Mending of Spatio-Temporal Dependencies in Block Adjacency Matrix
Osama Ahmad, Omer Abdul Jalil, Usman Nazir, Murtaza Taj
TL;DR
This work tackles the limitation of the Block Adjacency Matrix for spatio-temporal graphs by introducing STBAM-GNN, an end-to-end architecture that mends temporal connections missing in the BA approach. A transformer-based encoder augments the BA to produce a connected, learnable spatio-temporal graph, while a GAT-based GNN learns joint spatial-temporal representations for downstream tasks. The method demonstrates state-of-the-art performance on the C2D2 dataset and competitive results on SurgVisDom with far fewer parameters than competing CLIP/3D-CNN baselines, and is supported by spectral analyses showing increased connectivity (fewer zero-Laplacian eigenvalues and higher Fiedler values).

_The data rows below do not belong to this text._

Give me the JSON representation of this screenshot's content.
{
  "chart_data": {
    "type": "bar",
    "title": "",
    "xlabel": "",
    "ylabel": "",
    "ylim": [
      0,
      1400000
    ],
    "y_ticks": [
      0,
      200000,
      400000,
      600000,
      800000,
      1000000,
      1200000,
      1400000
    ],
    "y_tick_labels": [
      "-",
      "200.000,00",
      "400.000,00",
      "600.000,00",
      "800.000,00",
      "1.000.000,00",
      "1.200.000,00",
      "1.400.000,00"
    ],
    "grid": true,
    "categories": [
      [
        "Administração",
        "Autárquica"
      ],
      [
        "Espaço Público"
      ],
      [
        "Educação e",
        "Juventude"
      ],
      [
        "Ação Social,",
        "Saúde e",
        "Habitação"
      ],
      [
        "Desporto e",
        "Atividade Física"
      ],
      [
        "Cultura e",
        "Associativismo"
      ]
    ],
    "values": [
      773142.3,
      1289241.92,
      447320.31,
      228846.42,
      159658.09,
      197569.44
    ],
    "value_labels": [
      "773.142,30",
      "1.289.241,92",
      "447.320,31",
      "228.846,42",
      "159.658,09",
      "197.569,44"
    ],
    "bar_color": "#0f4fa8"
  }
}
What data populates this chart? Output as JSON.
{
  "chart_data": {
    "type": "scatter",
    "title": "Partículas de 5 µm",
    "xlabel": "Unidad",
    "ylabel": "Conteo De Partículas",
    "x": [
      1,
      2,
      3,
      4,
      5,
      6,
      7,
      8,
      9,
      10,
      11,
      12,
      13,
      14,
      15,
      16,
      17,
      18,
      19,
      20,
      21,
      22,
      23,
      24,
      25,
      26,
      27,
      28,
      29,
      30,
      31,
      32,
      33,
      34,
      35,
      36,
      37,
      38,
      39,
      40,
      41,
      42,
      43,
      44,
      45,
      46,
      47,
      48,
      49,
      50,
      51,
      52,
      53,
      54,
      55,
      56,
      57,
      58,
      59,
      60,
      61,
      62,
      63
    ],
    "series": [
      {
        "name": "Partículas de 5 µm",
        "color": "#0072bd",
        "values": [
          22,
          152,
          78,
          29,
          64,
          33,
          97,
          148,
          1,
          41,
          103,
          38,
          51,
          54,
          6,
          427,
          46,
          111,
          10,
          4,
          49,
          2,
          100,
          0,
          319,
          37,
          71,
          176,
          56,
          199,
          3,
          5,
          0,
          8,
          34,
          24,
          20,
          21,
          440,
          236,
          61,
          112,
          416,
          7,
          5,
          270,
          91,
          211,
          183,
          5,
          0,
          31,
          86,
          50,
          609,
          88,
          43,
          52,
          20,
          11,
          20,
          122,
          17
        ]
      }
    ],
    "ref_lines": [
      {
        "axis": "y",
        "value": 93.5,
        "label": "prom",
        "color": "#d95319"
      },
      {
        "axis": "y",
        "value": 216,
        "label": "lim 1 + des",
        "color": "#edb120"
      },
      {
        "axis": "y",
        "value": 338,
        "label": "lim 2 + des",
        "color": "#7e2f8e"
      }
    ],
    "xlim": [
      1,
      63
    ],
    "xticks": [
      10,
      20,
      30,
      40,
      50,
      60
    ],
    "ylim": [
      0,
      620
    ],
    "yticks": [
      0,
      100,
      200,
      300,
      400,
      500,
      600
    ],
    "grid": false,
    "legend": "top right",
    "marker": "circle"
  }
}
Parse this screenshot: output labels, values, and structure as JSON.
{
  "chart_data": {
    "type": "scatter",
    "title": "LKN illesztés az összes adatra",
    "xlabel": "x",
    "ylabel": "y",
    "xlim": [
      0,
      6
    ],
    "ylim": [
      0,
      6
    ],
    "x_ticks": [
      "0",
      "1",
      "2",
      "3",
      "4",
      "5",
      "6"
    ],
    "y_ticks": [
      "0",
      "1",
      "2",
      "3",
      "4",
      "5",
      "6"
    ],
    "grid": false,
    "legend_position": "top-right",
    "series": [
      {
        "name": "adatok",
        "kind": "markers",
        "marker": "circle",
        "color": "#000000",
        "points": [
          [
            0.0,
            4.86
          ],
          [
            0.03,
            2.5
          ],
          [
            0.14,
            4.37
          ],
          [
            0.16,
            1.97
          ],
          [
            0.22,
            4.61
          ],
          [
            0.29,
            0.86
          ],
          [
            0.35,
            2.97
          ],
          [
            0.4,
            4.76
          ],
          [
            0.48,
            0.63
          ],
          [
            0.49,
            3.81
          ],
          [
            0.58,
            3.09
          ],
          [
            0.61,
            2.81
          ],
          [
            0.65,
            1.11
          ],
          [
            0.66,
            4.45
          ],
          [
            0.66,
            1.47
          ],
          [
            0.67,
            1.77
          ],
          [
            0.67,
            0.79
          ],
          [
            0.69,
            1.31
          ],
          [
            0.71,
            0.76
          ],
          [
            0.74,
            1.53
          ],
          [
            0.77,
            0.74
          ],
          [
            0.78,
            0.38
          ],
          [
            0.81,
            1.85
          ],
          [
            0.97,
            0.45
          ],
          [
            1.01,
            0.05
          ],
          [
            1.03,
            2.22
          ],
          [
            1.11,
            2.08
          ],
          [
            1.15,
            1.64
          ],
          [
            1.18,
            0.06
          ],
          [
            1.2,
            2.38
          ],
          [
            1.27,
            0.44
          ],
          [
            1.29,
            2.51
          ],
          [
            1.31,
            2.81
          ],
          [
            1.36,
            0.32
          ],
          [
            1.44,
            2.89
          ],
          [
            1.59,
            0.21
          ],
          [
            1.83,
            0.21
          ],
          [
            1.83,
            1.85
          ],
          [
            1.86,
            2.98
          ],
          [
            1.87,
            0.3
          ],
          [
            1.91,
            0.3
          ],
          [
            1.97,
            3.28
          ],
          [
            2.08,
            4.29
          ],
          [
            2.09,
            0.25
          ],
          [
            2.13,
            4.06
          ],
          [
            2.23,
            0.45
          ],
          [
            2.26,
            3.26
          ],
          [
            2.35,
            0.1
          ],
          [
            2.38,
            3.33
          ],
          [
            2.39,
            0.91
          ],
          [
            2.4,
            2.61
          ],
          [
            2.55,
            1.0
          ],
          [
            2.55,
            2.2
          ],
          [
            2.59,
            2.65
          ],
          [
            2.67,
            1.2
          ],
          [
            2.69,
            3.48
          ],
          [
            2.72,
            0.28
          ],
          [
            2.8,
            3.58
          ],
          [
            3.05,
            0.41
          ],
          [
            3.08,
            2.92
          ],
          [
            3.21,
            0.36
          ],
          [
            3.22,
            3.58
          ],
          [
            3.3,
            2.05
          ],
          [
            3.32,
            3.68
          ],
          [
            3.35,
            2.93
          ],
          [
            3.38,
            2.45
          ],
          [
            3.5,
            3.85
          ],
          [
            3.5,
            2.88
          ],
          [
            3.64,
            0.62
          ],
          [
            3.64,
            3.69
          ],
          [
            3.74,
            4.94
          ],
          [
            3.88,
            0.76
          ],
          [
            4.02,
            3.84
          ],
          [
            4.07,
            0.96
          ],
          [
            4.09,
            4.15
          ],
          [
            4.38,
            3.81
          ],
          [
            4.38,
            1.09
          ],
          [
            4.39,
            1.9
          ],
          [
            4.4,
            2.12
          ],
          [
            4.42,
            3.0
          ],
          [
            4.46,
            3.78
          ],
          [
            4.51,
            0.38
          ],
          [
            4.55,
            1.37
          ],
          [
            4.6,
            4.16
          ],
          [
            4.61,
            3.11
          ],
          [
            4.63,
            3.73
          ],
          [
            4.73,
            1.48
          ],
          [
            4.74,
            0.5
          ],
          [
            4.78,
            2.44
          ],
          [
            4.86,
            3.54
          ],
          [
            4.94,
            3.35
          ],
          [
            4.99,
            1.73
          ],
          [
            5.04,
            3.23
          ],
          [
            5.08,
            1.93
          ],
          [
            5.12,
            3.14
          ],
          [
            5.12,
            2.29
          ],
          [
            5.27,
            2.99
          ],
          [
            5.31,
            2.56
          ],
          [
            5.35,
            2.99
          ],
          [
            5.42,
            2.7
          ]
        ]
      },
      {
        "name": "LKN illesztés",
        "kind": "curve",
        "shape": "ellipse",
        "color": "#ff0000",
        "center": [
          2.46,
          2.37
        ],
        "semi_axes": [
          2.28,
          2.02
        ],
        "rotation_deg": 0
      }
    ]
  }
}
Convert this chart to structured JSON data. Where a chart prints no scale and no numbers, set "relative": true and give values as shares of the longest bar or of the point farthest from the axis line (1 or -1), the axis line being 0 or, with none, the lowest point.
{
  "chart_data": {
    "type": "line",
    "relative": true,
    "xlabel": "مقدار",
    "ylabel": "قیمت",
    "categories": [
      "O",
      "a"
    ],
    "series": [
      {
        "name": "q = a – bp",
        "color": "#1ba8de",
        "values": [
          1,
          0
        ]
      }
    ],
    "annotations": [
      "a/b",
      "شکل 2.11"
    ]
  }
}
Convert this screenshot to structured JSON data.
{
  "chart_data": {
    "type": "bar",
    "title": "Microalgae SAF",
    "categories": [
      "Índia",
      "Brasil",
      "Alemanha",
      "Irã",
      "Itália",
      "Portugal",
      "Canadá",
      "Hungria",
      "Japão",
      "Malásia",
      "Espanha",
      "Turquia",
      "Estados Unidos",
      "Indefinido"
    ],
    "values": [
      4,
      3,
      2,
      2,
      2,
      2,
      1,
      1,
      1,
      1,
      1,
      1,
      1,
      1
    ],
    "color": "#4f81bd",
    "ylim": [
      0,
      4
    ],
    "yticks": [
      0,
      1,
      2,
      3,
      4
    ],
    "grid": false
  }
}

This approach offers a computationally efficient pathway to robust spatio-temporal graph learning suitable for online inference and broader domains.
Abstract
In the realm of applications where data dynamically evolves across spatial and temporal dimensions, Graph Neural Networks (GNNs) are often complemented by sequence modeling architectures, such as RNNs and transformers, to effectively model temporal changes. These hybrid models typically arrange the spatial and temporal learning components in series. A pioneering effort to jointly model the spatio-temporal dependencies using only GNNs was the introduction of the Block Adjacency Matrix \(\mathbf{A_B}\) \cite{1}, which was constructed by diagonally concatenating adjacency matrices from graphs at different time steps. This approach resulted in a single graph encompassing complete spatio-temporal data; however, the graphs from different time steps remained disconnected, limiting GNN message-passing to spatially connected nodes only. Addressing this critical challenge, we propose a novel end-to-end learning architecture specifically designed to mend the temporal dependencies, resulting in a well-connected graph. Thus, we provide a framework for the learnable representation of spatio-temporal data as graphs. Our methodology demonstrates superior performance on benchmark datasets, such as SurgVisDom and C2D2, surpassing existing state-of-the-art graph models in terms of accuracy. Our model also achieves significantly lower computational complexity, having far fewer parameters than methods reliant on CLIP and 3D CNN architectures.